Returning assistant coach Jim Cleamons is the guy at the forefront of fixing this problem from within. And improvement is possible — the Lakers were dead last in the league in defensive rating two seasons ago (points per 100 possessions), last year they were 15th. If the coaches can get players to understand their roles, make steals and not fear the pick-and-roll, they can improve again. And that would mean improvement in the record.
Little Help Here. The Lakers have for a long time been a franchise hesitant to make mid-season trades, a tendency that has been stronger in the triangle era (it’s a hard system to pick up on the fly, just look at the second half of the 04-05 season under Frank Hamblin).
But this season could be different. For one thing, they have three seven-foot inside centers in Kwame Brown, Andrew Bynum and Chris Mihm. That’s one more than you really need – and Mihm is in the last year of his deal. Also, because the Lakers guaranteed Kwame Brown’s $9 million for next season, they have no real cap flexibility to go get a free agent. So, if they see a weakness, a trade is the only real way to address it. Likely a two-for-one deal, say Mihm with Aaron McKie or Brian Cook for a veteran guard. Still not likely, but more likely than in past years.

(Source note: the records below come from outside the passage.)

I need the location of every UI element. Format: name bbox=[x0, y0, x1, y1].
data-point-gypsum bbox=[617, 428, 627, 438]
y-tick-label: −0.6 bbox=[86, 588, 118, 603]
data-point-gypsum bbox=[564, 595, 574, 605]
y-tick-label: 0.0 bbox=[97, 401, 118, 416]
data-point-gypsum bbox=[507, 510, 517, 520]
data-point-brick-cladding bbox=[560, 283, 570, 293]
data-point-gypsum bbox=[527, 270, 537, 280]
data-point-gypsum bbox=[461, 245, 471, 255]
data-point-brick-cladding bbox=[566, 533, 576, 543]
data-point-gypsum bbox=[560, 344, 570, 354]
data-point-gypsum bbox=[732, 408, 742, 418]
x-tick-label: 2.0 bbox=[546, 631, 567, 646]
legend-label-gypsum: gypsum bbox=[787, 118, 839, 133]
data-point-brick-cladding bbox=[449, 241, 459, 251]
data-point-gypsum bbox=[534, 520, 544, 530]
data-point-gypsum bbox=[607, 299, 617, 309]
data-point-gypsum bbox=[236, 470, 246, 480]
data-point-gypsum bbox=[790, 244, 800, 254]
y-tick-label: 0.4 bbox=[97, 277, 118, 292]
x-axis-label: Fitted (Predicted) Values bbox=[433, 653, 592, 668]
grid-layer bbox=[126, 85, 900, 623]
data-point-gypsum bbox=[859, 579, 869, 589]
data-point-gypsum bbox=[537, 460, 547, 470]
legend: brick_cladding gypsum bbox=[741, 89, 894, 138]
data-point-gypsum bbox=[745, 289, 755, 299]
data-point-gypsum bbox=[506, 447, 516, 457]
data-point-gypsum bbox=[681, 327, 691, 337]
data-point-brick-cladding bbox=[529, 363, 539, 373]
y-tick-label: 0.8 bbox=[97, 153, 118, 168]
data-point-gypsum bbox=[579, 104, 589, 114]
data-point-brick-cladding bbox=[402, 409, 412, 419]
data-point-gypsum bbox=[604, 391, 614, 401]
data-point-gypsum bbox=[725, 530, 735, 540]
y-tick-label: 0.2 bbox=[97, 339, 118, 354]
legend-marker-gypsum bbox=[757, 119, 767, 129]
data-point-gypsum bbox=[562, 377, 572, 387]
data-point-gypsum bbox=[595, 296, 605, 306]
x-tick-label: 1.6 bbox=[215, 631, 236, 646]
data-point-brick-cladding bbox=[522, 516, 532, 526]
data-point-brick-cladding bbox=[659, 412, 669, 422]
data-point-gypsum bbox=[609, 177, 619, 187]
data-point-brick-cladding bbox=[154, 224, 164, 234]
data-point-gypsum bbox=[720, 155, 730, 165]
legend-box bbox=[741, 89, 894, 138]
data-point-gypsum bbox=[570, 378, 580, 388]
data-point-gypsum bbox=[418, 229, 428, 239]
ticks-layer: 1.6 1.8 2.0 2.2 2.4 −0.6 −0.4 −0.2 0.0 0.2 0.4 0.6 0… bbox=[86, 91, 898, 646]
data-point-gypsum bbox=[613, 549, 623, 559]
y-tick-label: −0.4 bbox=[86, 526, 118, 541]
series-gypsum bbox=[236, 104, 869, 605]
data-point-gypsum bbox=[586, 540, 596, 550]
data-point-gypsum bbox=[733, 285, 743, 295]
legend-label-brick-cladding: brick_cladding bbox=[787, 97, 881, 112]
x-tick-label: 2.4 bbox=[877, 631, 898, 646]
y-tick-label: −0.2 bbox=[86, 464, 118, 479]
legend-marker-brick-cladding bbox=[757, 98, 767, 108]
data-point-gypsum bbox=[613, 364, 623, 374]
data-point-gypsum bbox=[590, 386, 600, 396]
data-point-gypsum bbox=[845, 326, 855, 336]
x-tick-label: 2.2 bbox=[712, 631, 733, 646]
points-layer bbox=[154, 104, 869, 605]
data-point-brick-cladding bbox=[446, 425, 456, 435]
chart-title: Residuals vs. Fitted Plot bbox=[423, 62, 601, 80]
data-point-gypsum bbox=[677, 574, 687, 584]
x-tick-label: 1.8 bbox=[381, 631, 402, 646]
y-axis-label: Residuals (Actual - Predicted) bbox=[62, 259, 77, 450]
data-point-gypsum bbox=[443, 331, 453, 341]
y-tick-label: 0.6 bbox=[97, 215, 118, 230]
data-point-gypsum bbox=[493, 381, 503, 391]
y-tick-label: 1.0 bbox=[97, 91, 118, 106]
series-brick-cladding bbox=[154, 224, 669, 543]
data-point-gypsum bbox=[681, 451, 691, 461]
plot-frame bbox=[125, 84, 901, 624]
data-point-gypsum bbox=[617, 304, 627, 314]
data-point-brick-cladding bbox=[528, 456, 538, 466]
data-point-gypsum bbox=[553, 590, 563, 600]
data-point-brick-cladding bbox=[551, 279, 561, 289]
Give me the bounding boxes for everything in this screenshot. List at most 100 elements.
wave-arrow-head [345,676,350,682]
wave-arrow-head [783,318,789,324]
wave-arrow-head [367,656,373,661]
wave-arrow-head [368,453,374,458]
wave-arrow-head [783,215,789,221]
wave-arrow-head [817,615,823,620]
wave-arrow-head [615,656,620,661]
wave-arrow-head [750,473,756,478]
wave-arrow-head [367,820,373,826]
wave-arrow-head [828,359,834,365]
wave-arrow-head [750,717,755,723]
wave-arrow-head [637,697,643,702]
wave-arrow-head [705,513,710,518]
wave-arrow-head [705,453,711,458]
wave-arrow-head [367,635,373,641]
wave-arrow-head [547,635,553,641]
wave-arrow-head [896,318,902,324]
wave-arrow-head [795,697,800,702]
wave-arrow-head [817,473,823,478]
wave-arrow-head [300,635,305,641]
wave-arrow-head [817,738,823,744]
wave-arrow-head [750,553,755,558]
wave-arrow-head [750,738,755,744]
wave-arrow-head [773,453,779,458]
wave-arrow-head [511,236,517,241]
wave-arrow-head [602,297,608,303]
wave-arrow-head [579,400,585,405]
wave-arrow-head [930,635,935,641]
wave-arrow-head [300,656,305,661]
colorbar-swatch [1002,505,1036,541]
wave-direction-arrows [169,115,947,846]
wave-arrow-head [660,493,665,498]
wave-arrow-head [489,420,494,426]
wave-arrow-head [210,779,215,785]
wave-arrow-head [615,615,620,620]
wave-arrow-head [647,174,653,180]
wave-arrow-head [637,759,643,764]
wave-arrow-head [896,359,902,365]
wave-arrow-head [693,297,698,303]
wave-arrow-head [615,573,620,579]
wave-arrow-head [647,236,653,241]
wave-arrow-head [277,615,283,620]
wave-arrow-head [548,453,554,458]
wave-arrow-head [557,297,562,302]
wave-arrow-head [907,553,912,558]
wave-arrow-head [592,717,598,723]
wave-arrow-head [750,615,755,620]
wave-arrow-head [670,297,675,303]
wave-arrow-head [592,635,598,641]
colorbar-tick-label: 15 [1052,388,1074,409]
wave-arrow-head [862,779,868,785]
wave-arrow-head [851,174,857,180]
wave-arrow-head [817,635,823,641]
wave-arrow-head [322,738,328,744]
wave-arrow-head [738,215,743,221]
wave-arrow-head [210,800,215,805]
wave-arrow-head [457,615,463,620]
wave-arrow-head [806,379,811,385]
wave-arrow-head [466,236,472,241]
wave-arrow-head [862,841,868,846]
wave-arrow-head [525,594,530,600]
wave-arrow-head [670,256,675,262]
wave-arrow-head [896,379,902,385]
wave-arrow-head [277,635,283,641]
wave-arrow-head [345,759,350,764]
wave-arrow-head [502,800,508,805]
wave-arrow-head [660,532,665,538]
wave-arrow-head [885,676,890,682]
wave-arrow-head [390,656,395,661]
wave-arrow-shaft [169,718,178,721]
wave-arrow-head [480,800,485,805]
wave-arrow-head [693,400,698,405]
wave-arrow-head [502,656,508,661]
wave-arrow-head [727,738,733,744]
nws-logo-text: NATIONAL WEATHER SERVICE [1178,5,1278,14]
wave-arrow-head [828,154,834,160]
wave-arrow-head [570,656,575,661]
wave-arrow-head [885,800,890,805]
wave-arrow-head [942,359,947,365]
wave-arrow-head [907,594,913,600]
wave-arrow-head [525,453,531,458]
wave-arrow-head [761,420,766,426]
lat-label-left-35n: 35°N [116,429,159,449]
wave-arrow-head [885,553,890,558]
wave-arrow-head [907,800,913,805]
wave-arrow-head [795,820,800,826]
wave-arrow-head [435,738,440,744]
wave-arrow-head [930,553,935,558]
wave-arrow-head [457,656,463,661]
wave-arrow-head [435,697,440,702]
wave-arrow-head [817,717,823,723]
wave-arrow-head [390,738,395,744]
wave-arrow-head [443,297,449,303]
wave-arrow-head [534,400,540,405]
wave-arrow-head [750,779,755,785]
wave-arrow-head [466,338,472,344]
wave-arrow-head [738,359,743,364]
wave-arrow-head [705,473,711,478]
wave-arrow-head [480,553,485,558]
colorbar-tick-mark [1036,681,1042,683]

What are the goals for this team? The Lakers are one of those few franchises in all sport where fans have come to expect the team to be in contention annually. We all have that at our gut level, even the rational ones among us who know that there won’t be a parade through downtown every year. At the Summer League, GM Mitch Kupchak suggested that the goals should be 50 wins and a second round playoff berth.
This season we’ll see if the team is really moving in the direction of hosting another parade or not – not just on a team level but also with individual players within the system. Mitch’s goals, if met, would suggest they are on the right tack.
Predicted Record: 49-33, followed by a first-round playoff win (likely and upset).